Where was I? .. Oh yes my plan as I said to the Bishop was to get Mark divorced and keep him for myself. I explained that I had waited for so long to snag him I wasn't letting go!
He suggested that we get stuck into getting him divorced and then to have a temporal marriage before we even think about going to temple.

Then it came to the temple ... He went through the questions that you are asked to see. I told him I wasn't ready. Mark said the same thing. The Bishop agreed which of course I knew he would.

He gave us a few suggestions that would help us become temple ready.
We even went through our budget and he saw how tight it is for us. He said make sure your rent is paid and that you pay tithing and the rest if you run short of money we will be here to help you.

And we went through our budget with a fine tooth comb. He also wants us to make it more inclusive with things like medical (prescription expenses etc), car maintenance and I can't remember the rest. Mark knows what we need to add. Then Bishop would like a copy of the revised budget. That way he can help better.

We did discuss the fact that we don't want to have a continuous supply of help from the Church. That we would like help to set ourselves up as becoming more self-sufficient by growing our own vegetables etc. He said he will help with that also.

Oh and not to forget .. We spoke about the boys. The big fella mostly. He wanted to understand his medical conditions better. So we explained about the Aspergers, the ADHD and the epilepsy. To be honest I can't remember everything he said about the boys just that he has asked the others to be more tolerant of them because they are new to the ward.

Oh and he also suggested that we come and visit him again separately if we want to so that we can talk about the things that we need to confess basically. So that we have total repentance especially in preparation for going to temple. The Bishop also mentioned that there are classes we can go to before we get to temple so that we are better prepared etc.

I felt a bit bad when he asked me to do the closing prayer and I just couldn't. I'm not very good at them and I certainly don't like saying them out loud not even at home. I know that it is something that I have to work on. Especially since the boys are more willing to say prayers than I am .. the put me to shame.

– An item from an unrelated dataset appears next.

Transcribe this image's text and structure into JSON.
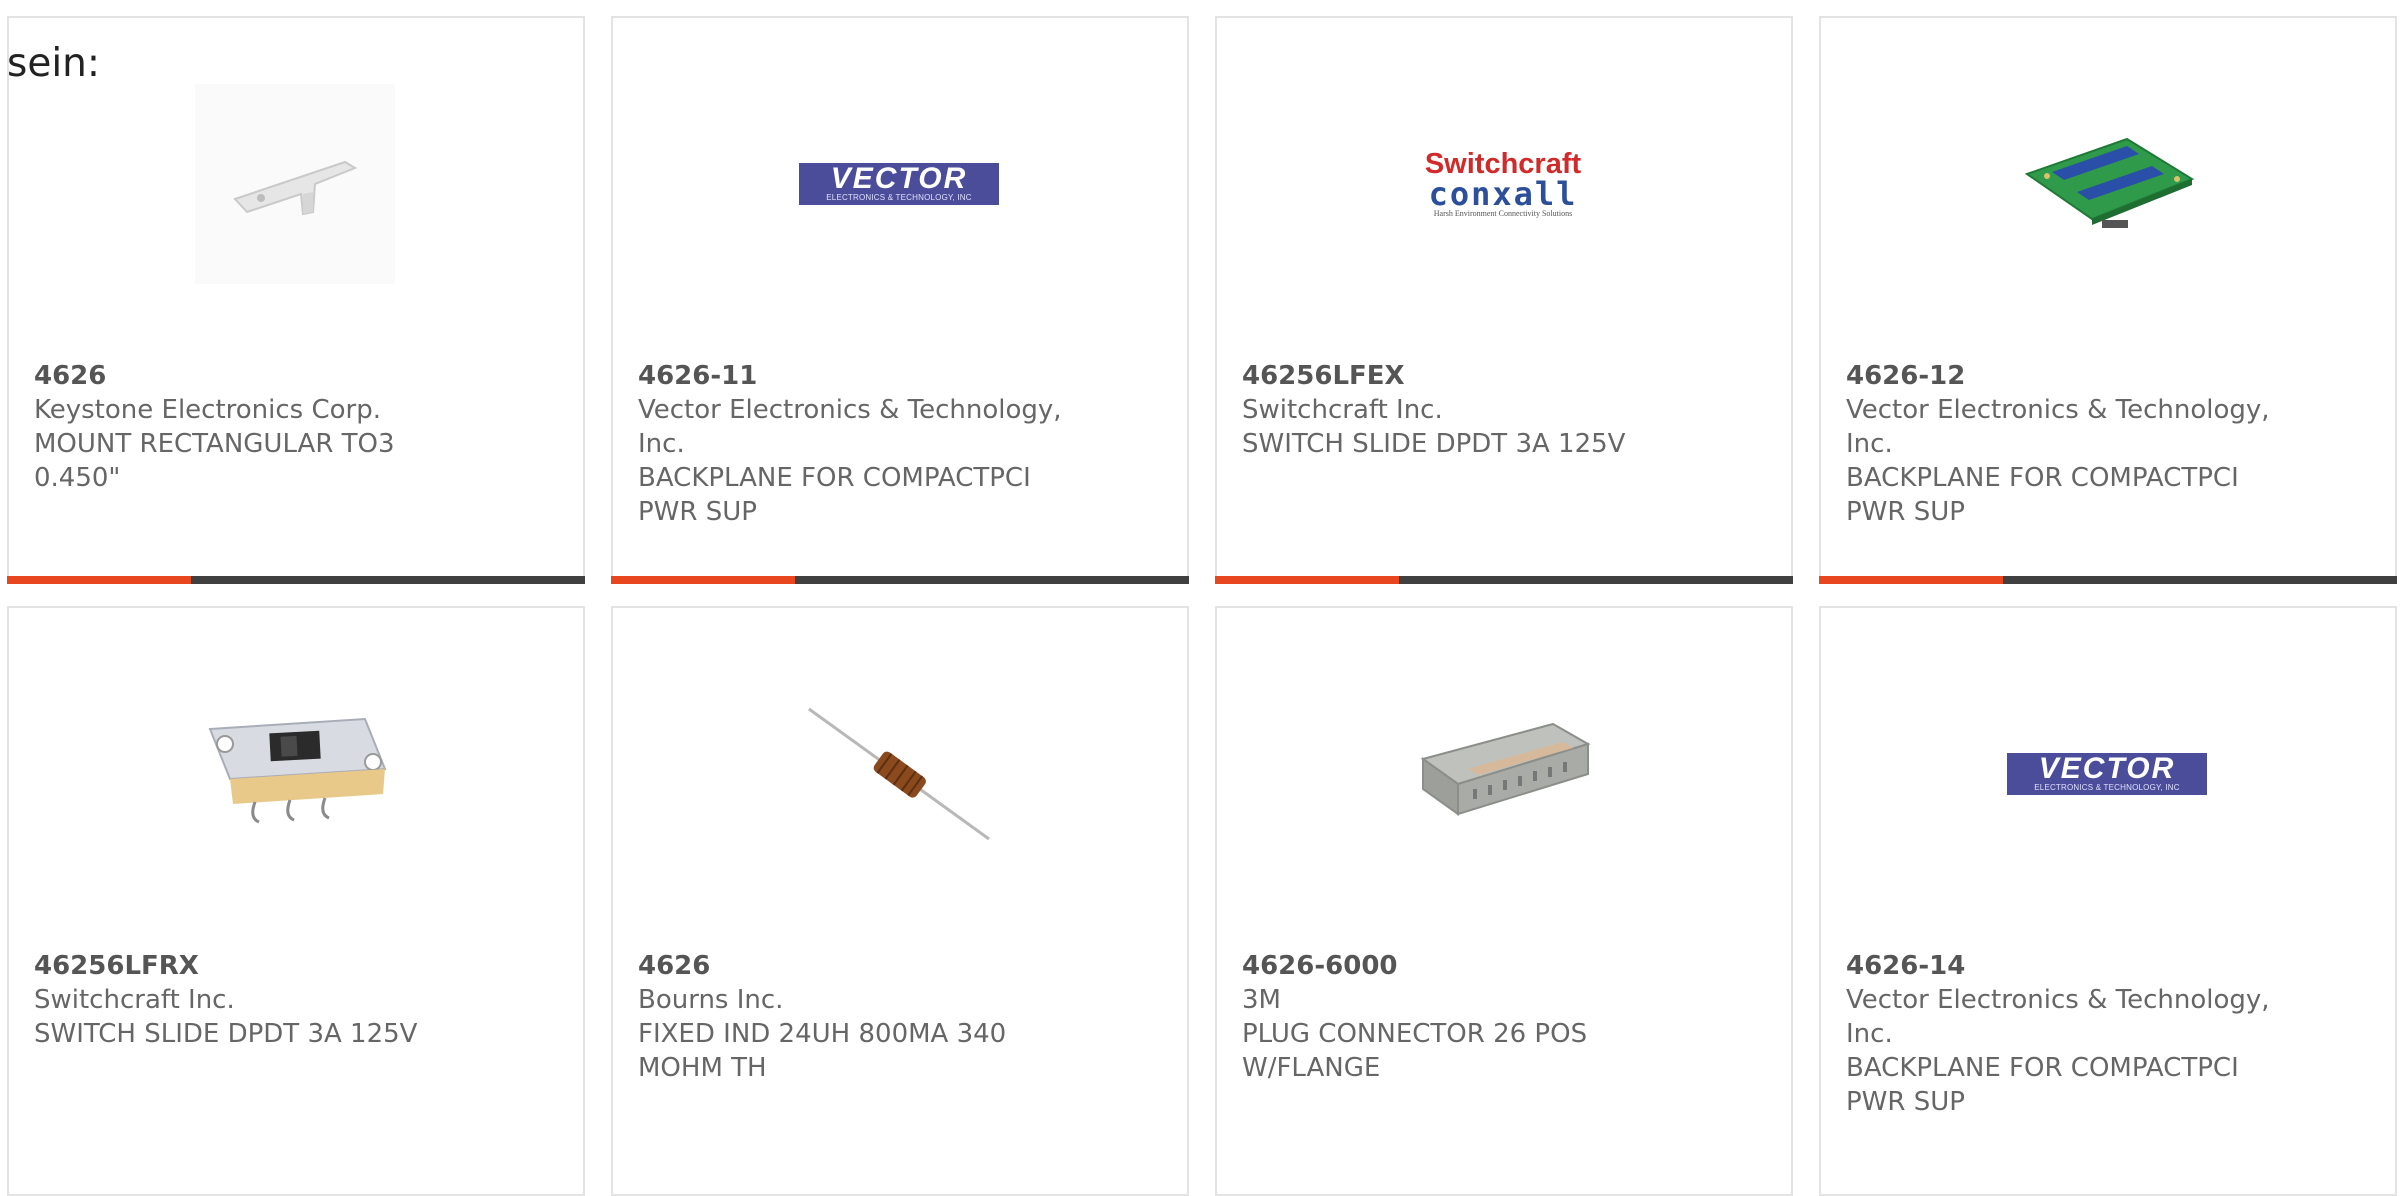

This morning I was thinking about that blog entry I did when I felt so awful about being in Church and being such a hypocrite. I believe that my heart was just so full of sorrow that I was just begging to be asked for forgiveness. I think it was the beginning of being truly repentant. Now I just need the courage to talk with the Bishop about it.
I never realised just how much I wanted to go to temple. Even though I know I am no where near ready right now I believe that I can make it.